RealTime IT News

SanDisk Presses Apple's Baby

Flash memory maker SanDisk announced its own version of what could be an iPod killer.

The 8GB Sansa e280 can hold 2,000 songs, offering consumers twice the storage of the similar-priced Apple iPod Nano.

The MP3 player features audio, photo-viewing and video-clip playback capabilities and costs $249.99.

The Sansa is after the Nano.
Source: Sandisk

At the same time, SanDisk dropped prices on its other digital music players. Since entering the fray two years ago, the company has become the only company to successfully compete against Apple's iPod dynasty.

Flash memory comprises up to 75 percent of the cost of memory-based MP3 players, Eric Bone, SanDisk's director of audio/video product marketing, told internetnews.com.

"Since we make the Flash memory, we essentially remove the middle man and pass the savings directly to the consumer," Bone said in a statement. "We have a chance to upset the Apple cart."

Ross Rubin, analyst with NPD Group, said SanDisk is an interesting phenomenon.
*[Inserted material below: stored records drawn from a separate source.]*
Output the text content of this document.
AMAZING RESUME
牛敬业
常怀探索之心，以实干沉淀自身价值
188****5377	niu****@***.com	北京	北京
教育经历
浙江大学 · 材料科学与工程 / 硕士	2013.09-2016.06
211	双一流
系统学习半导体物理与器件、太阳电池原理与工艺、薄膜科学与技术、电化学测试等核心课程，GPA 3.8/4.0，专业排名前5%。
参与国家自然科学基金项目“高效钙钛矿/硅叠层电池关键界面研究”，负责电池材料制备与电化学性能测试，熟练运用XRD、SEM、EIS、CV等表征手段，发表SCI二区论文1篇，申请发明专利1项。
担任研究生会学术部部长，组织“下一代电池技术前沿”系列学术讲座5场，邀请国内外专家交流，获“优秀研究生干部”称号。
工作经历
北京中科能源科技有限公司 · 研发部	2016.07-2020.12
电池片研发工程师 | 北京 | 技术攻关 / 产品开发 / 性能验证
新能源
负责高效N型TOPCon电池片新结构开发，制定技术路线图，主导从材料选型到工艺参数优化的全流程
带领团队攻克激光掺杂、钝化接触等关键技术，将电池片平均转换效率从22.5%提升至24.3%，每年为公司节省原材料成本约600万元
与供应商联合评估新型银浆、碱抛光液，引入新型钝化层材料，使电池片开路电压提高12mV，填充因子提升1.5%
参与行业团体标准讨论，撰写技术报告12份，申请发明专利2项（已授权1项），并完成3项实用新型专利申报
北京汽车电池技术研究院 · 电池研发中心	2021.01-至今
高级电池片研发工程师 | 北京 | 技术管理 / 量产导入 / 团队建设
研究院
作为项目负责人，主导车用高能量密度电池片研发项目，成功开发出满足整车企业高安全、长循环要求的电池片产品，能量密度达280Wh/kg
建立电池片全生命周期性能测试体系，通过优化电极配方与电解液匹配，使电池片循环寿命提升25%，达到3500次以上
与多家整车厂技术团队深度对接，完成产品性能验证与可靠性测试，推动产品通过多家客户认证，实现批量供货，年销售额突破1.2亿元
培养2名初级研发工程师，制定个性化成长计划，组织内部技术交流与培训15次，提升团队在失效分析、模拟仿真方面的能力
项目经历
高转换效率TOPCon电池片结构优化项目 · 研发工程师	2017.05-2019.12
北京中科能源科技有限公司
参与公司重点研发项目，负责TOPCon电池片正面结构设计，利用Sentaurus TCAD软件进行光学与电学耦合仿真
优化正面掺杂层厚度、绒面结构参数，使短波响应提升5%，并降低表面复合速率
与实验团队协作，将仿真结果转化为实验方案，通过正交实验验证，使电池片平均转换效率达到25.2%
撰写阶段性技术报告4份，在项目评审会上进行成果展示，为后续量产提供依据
Until recently, the memory company had no brand in the music space.

What they did have was very close ties to Flash memory manufacturing, according to Rubin. Their lead in Flash memory was able to get their products on shelves.

In one year, SanDisk has more than tripled its share of MP3 players, jumping from 3.1 percent of sales in 2005 to 9.7 percent this year.
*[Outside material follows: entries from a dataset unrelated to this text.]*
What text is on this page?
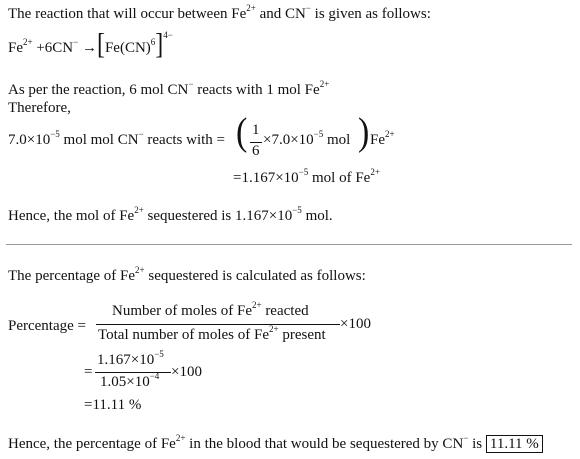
The reaction that will occur between $Fe^{2+}$ and CN− is given as follows:
$Fe^{2+} +6CN^- \to[Fe(CN)^6]^{4-}$
As per the reaction, 6 mol CN− reacts with 1 mol $Fe^{2+}$
Therefore,
$7.0\times 10^{-5}$ mol mol CN− reacts with = ( 1
6
$\times 7.0\times 10^{-5}$ mol ) $Fe^{2+}$
$=1.167\times 10^{-5}$ mol of $Fe^{2+}$
Hence, the mol of $Fe^{2+}$ sequestered is $1.167\times 10^{-5}$ mol.
The percentage of $Fe^{2+}$ sequestered is calculated as follows:
Percentage =
Number of moles of $Fe^{2+}$ reacted
Total number of moles of $Fe^{2+}$ present
×100
=
$1.167\times 10^{-5}$
$1.05\times 10^{-4} \times 100$
=11.11 %
Hence, the percentage of $Fe^{2+}$ in the blood that would be sequestered by CN− is 11.11 %
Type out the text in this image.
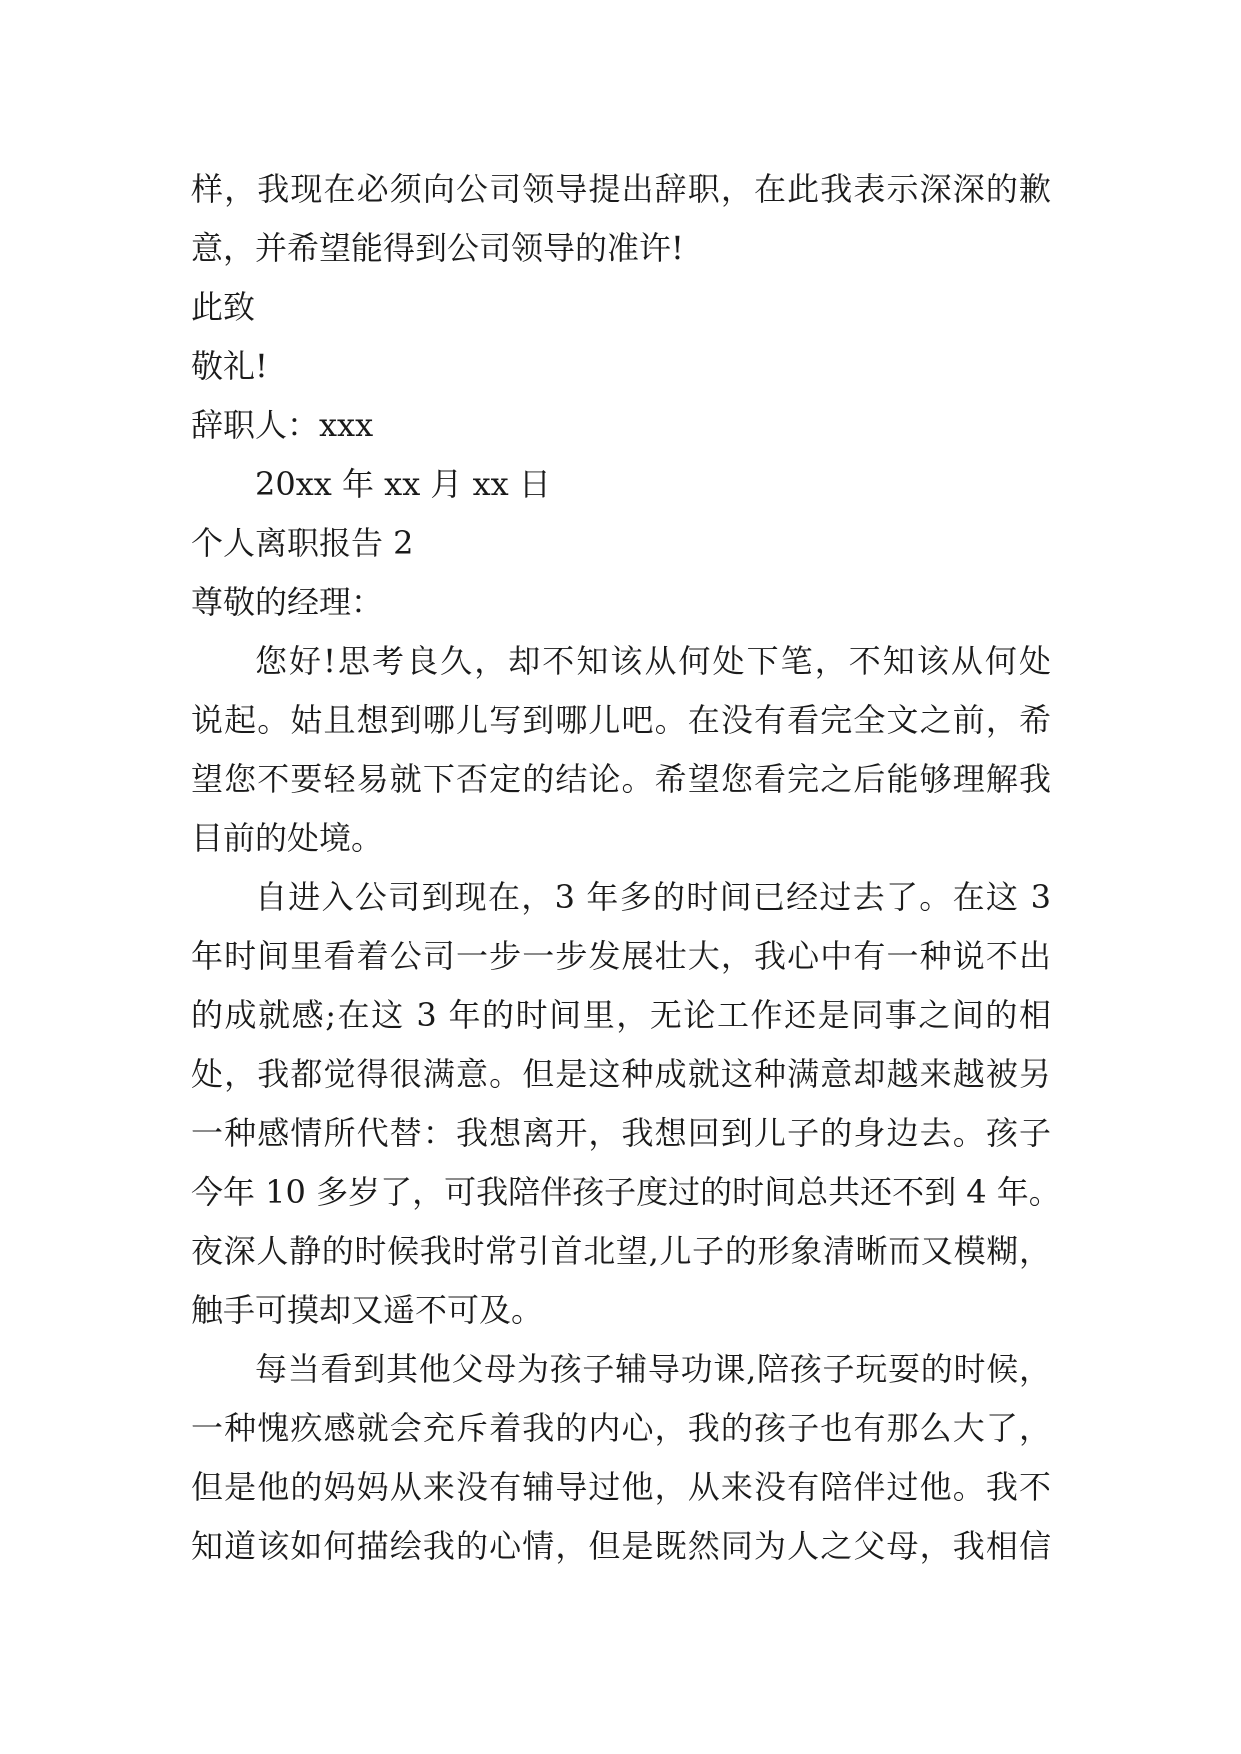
样，我现在必须向公司领导提出辞职，在此我表示深深的歉
意，并希望能得到公司领导的准许!
此致
敬礼!
辞职人：xxx
20xx 年 xx 月 xx 日
个人离职报告 2
尊敬的经理：
您好!思考良久，却不知该从何处下笔，不知该从何处
说起。姑且想到哪儿写到哪儿吧。在没有看完全文之前，希
望您不要轻易就下否定的结论。希望您看完之后能够理解我
目前的处境。
自进入公司到现在，3 年多的时间已经过去了。在这 3
年时间里看着公司一步一步发展壮大，我心中有一种说不出
的成就感;在这 3 年的时间里，无论工作还是同事之间的相
处，我都觉得很满意。但是这种成就这种满意却越来越被另
一种感情所代替：我想离开，我想回到儿子的身边去。孩子
今年 10 多岁了，可我陪伴孩子度过的时间总共还不到 4 年。
夜深人静的时候我时常引首北望,儿子的形象清晰而又模糊，
触手可摸却又遥不可及。
每当看到其他父母为孩子辅导功课,陪孩子玩耍的时候，
一种愧疚感就会充斥着我的内心，我的孩子也有那么大了，
但是他的妈妈从来没有辅导过他，从来没有陪伴过他。我不
知道该如何描绘我的心情，但是既然同为人之父母，我相信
The jump put it in second place behind Apple's 75.6 percent and ahead of Creative's with less than 5 percent of digital music player sales, according to NPD.

SanDisk's success, in an area few have found traction, wasn't due to emulating Apple.

While others tried to beat Apple at its own game, SanDisk focused on its partnerships with Best Buy and Circuit City.

Salespeople recognized the SanDisk brand and more easily recommended the memory maker as an iPod alternative, according to Bone.

As the MP3 player market matures, consumers are open to other choices, Stephanie Ethier, an In-Stat analyst said.

Along with greater comfort thinking beyond Apple, "there's somewhat of a 'cool factor'" when people don't buy an iPod, according to Ethier.

Apple is still "pretty invulnerable" to challengers, said Ted Schadler of Forrester Research.

However, that could change as SanDisk approaches double-digit market share, something no other company has been able to accomplish, according to Schadler.

SanDisk's growth in the digital music area cannot continue without affecting Apple, said Rubin.

However, there could be a warning for Microsoft in SanDisk's growth, according to the analyst.

As SanDisk's growth in digital music has cost smaller competitors, such as Creative Technologies or Samsung, the entry of Microsoft's Zune device could hurt partners of the software giant more than the iPod.

Although Bone said SanDisk won't abandon its bread-and-butter memory market, the sector is transforming from dumb storage to smart devices enabling users to launch applications.

"It's quite clear people are becoming very comfortable with Flash memory," said Ethier, who believes the SanDisk MP3 player will compete with iPods on holiday gift lists.

Schadler foresees Flash memory jumping from music players to video devices allowing users to visit YouTube or download movies while on the go.

An explosion of devices has opened more opportunities for Flash memory. "The juggernaut was the mobile phone market," according to Rubin.

While SanDisk is enjoying the press attention from its bid to unseat the iPod, the company plans to concentrate on the low-end market, planning a sub-$100 digital music player, according to Bone.